Simultaneous Trigonometric Equations - solving for angles

[m101]

Summary:: I have a series of three equations that transform three angles of a system (J1, J2, J3), into three spatial x, y, z coordinates. I want to invert them to find the angles from the coordinates.

Reference: https://www.physicsforums.com/forums/general-math.73/post-thread

I have a series of three equations that transform three angles of a system (J1, J2, J3), into three spatial x, y, z coordinates as follows:

x = A + B cos(J3) + C sin(J2) cos (J1)

y = A + B cos(J3) + C sin (J2) sin (J1)

z = C (cos(J2) - 1) - B sin (J3)

Here A, B and C are numerical constants that I know the value of. What I want is to be able to invert the problem, namely find expressions to calculate the values of J1 to J3 given a set of coordinates (with the angles within the range -180 to 180, where a solution exists). I am struggling a bit with this. Is this possible and if so how can I go about it. Thank you in advance for any help or hints.

 

[fresh_42]

What did you try so far? Do you have the trig function values as a quotient of lengths?

 

[m101]

So far I have tried to rearrange the equations and use trig identities to simplify them.

 

[fresh_42]

And ...? Let us see what you have done. You could e.g. subtract the first two equations and get
$$
\dfrac{x-y}{c}=\sin(J2)\cdot (\cos(J1)-\sin(J1))
$$

At first sight, I would assume that it is not uniquely solvable.
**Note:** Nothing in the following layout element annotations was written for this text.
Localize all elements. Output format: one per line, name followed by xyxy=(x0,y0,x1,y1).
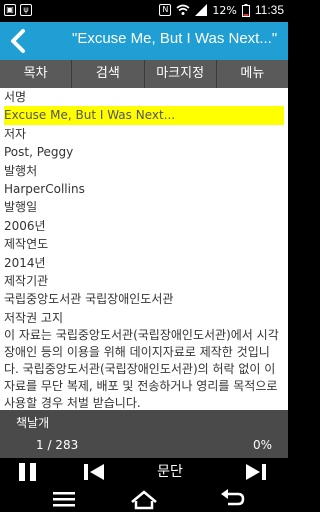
section-label: 책날개 xyxy=(16,416,50,430)
skip-back-icon xyxy=(84,464,104,480)
field-value-title: Excuse Me, But I Was Next... xyxy=(4,106,284,125)
system-nav-bar xyxy=(0,486,288,512)
field-value-author: Post, Peggy xyxy=(4,145,74,160)
tab-bar: 목차 검색 마크지정 메뉴 xyxy=(0,60,288,88)
menu-nav-button[interactable] xyxy=(50,488,78,510)
tab-contents[interactable]: 목차 xyxy=(0,60,73,88)
progress-info-bar: 1 / 283 0% xyxy=(0,434,288,458)
clock: 11:35 xyxy=(254,3,284,17)
field-value-publisher: HarperCollins xyxy=(4,182,85,197)
back-button[interactable] xyxy=(6,28,32,54)
page-counter: 1 / 283 xyxy=(36,438,79,452)
hamburger-icon xyxy=(53,492,75,507)
battery-icon xyxy=(241,3,250,17)
tab-search[interactable]: 검색 xyxy=(72,60,145,88)
signal-icon xyxy=(195,4,208,16)
navigation-mode-button[interactable]: 문단 xyxy=(150,458,190,486)
progress-percent: 0% xyxy=(252,438,272,452)
field-label-producer: 제작기관 xyxy=(4,274,49,289)
image-icon: ▣ xyxy=(4,4,16,16)
chevron-left-icon xyxy=(11,29,25,53)
field-value-pubdate: 2006년 xyxy=(4,218,46,233)
pause-button[interactable] xyxy=(18,458,38,486)
book-content[interactable]: 서명 Excuse Me, But I Was Next... 저자 Post,… xyxy=(0,88,288,410)
field-label-copyright: 저작권 고지 xyxy=(4,310,64,325)
return-arrow-icon xyxy=(221,489,245,506)
battery-percent: 12% xyxy=(212,3,237,17)
field-label-publisher: 발행처 xyxy=(4,163,38,178)
copyright-notice: 이 자료는 국립중앙도서관(국립장애인도서관)에서 시각장애인 등의 이용을 위… xyxy=(4,328,279,410)
usb-icon: ψ xyxy=(20,4,32,16)
nfc-icon: N xyxy=(159,4,172,16)
field-label-prodyear: 제작연도 xyxy=(4,237,49,252)
wifi-icon xyxy=(176,4,190,15)
tab-bookmark[interactable]: 마크지정 xyxy=(145,60,217,88)
field-label-title: 서명 xyxy=(4,90,27,104)
status-bar: ▣ ψ N 12% 11:35 xyxy=(0,0,288,22)
field-value-producer: 국립중앙도서관 국립장애인도서관 xyxy=(4,292,174,307)
field-label-author: 저자 xyxy=(4,126,27,141)
home-icon xyxy=(131,490,157,510)
title-bar: "Excuse Me, But I Was Next..." xyxy=(0,22,288,60)
back-nav-button[interactable] xyxy=(218,488,246,510)
player-controls: 문단 xyxy=(0,458,288,486)
next-button[interactable] xyxy=(244,458,268,486)
field-label-pubdate: 발행일 xyxy=(4,200,38,215)
section-info-bar: 책날개 xyxy=(0,410,288,434)
home-nav-button[interactable] xyxy=(130,488,158,510)
page-title: "Excuse Me, But I Was Next..." xyxy=(72,30,278,47)
tab-menu[interactable]: 메뉴 xyxy=(217,60,288,88)
skip-forward-icon xyxy=(246,464,266,480)
field-value-prodyear: 2014년 xyxy=(4,255,46,270)
previous-button[interactable] xyxy=(82,458,106,486)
My attempt would be to use the exponential complex function to replace the trig functions, but that's just an idea and I don't know whether you know the formulas.

 

[vela]

In vector form, you have
$$\begin{pmatrix} x \\ y \\ z \end{pmatrix} =
\begin{pmatrix} A \\ A \\ -C \end{pmatrix} +
B\begin{pmatrix} \cos j_3 \\ \cos j_3 \\ -\sin j_3 \end{pmatrix} +
C\begin{pmatrix} \sin j_2 \cos j_1 \\ \sin j_2 \sin j_1 \\ \cos j_2 \end{pmatrix}$$ From the last term, $j_1$ and $j_2$ seem to be the azimuthal and polar angles in spherical coordinates. Looking at the problem in terms of vectors might help you find a solution.